His fingers spread open as he watched.
“You've gotta be fuckin' kidding me.” The words fell from his mouth without him meaning them to. His grip on the CR ring hand went slack.
The Empress passively observed him as his free arm fell to his side. The rumor was that the Needle was reinforced with metals that prevented CR transmission so that hackers couldn't reach the Empress. Or possibly so the Empress couldn't contact anyone.
“The goddess Keti requires your service.” Seeing the sneer this elicited, she rephrased it. “You're going to do something for Keti.”

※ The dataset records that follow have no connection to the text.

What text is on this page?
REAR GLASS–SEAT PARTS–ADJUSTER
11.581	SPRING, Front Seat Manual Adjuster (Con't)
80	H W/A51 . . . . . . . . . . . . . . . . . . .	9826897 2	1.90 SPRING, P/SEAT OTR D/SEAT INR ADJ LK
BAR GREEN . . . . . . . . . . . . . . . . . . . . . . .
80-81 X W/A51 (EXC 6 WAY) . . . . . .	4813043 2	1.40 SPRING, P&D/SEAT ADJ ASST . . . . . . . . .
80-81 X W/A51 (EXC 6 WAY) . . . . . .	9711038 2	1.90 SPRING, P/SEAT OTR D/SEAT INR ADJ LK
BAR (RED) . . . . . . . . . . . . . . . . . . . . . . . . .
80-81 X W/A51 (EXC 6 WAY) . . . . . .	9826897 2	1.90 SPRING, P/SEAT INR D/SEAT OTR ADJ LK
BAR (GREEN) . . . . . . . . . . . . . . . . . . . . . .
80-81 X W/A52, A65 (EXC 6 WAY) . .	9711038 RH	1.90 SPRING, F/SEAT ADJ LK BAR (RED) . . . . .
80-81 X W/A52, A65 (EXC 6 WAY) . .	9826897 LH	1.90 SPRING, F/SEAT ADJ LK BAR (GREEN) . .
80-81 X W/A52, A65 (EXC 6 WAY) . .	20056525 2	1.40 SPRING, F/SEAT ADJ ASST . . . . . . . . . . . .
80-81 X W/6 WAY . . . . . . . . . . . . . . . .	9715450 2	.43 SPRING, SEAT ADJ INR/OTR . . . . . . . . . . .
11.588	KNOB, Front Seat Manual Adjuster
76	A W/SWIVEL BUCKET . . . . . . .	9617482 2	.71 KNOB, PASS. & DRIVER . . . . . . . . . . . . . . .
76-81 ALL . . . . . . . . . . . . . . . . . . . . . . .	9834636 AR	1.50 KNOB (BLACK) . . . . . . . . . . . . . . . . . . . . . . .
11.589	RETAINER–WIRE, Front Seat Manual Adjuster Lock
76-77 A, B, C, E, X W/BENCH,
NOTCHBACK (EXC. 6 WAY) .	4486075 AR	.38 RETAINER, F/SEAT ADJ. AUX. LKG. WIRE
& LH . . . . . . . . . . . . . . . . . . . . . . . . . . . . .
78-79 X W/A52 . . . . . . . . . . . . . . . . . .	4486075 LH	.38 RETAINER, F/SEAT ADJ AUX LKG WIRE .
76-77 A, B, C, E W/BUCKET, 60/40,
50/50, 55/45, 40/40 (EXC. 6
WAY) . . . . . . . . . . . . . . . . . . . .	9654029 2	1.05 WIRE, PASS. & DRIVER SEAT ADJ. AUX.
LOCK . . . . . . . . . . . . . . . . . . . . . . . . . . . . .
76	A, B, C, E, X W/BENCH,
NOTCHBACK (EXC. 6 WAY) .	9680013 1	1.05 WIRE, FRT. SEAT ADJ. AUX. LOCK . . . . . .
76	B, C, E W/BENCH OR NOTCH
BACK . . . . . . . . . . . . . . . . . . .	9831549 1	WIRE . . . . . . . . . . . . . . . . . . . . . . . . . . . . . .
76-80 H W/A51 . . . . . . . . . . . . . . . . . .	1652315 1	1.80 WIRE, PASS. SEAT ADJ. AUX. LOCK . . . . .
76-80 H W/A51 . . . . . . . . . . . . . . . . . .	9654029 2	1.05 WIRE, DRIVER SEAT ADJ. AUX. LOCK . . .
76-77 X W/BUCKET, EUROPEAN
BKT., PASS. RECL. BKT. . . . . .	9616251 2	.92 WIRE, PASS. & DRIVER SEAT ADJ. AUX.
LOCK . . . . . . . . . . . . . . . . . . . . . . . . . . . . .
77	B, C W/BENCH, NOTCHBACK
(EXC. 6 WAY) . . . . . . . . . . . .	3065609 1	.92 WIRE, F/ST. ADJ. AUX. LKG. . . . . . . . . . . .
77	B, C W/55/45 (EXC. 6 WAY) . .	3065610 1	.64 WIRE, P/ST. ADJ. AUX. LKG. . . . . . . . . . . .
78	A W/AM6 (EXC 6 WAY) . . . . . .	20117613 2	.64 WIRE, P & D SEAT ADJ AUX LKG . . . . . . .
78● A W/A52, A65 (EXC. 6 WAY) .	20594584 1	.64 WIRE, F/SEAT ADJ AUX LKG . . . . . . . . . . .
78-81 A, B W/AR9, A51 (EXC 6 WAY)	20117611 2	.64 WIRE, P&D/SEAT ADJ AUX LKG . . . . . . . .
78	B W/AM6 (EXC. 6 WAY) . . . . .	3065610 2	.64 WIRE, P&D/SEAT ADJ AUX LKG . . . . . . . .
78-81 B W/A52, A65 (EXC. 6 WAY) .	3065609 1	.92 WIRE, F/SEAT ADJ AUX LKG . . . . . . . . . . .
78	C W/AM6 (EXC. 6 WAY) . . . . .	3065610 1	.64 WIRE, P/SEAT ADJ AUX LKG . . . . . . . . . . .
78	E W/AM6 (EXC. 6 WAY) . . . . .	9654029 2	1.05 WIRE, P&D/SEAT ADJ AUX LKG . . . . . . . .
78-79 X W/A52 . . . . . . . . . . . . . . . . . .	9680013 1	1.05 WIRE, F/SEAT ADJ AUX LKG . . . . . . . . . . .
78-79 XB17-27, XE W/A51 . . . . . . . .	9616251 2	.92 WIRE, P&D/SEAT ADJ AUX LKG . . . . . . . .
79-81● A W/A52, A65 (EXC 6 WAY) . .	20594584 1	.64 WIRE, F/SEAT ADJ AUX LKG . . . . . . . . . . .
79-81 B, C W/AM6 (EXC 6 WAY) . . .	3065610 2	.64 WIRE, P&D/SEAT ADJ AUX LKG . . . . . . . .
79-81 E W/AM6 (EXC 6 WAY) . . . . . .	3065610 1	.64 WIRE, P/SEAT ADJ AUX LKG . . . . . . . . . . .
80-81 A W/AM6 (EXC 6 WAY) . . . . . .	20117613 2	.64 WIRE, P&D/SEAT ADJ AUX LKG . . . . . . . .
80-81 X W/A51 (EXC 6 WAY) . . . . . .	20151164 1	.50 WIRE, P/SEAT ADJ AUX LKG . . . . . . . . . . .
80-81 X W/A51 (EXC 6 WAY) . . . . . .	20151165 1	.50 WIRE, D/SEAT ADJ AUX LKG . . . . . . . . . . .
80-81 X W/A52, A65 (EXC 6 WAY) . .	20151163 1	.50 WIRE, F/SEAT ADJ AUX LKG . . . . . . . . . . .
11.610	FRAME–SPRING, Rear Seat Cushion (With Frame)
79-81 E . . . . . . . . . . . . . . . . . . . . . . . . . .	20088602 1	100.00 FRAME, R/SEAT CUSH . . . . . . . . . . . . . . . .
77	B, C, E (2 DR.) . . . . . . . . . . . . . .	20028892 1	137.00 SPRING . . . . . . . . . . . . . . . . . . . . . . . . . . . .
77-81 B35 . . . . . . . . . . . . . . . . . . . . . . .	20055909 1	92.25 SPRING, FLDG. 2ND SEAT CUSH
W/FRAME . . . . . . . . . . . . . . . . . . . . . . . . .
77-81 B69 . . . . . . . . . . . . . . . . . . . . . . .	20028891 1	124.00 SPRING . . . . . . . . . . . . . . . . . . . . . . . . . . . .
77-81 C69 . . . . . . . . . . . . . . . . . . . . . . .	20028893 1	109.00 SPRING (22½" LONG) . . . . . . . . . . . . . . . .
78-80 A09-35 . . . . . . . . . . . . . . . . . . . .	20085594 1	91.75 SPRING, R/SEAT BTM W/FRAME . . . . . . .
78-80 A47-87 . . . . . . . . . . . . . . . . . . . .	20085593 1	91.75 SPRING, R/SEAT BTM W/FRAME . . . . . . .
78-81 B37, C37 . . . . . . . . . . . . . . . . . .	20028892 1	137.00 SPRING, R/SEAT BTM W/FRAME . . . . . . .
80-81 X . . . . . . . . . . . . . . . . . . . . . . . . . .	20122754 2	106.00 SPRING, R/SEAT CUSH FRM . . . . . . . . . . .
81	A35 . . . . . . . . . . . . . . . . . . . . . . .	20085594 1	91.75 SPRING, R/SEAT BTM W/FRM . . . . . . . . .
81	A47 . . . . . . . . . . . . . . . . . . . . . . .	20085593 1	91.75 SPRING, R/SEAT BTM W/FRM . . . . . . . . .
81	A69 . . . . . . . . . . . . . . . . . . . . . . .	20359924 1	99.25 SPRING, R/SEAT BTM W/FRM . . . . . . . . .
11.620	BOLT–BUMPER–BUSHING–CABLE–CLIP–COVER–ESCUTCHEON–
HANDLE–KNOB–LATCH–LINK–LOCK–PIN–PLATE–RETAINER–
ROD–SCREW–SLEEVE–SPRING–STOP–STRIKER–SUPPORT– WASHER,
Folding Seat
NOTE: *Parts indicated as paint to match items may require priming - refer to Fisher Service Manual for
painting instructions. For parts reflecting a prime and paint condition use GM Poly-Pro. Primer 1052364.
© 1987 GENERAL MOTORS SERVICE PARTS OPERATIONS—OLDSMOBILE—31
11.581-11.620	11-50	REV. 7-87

Dugan held his tongue. He knew of the Empress' public image as a cold, unemotional pawn of Keti. It was apparent to him, though, that she was still just a girl.
“So she said,” he replied after an awkward silence.
“She... spoke directly to you?”
Dugan had regained his nerve. “Yeah. We just had a contract disagreement. I've worked for some rotten folks, but I gotta draw the line somewhere before the bitch who killed most of the people on my planet.”
The Empress exhaled violently, though it was uncertain whether in derision or amusement. “Oh, so she gave you a choice?”
“You know,” he said, “you had me there for a second.” He scratched his chin. “You can get fucked if you think I'm gonna let a spoiled little girl talk down to me."
Though he rarely acknowledged it to himself, Dugan welcomed the thought of death. Just not a slow, painful one.
The Empress met his glare with mournful eyes. This was the first call she'd been allowed to make in two decades, and talking to strangers was turning out to be unexpectedly difficult. She had been nervous (almost to the point of fear) about the call.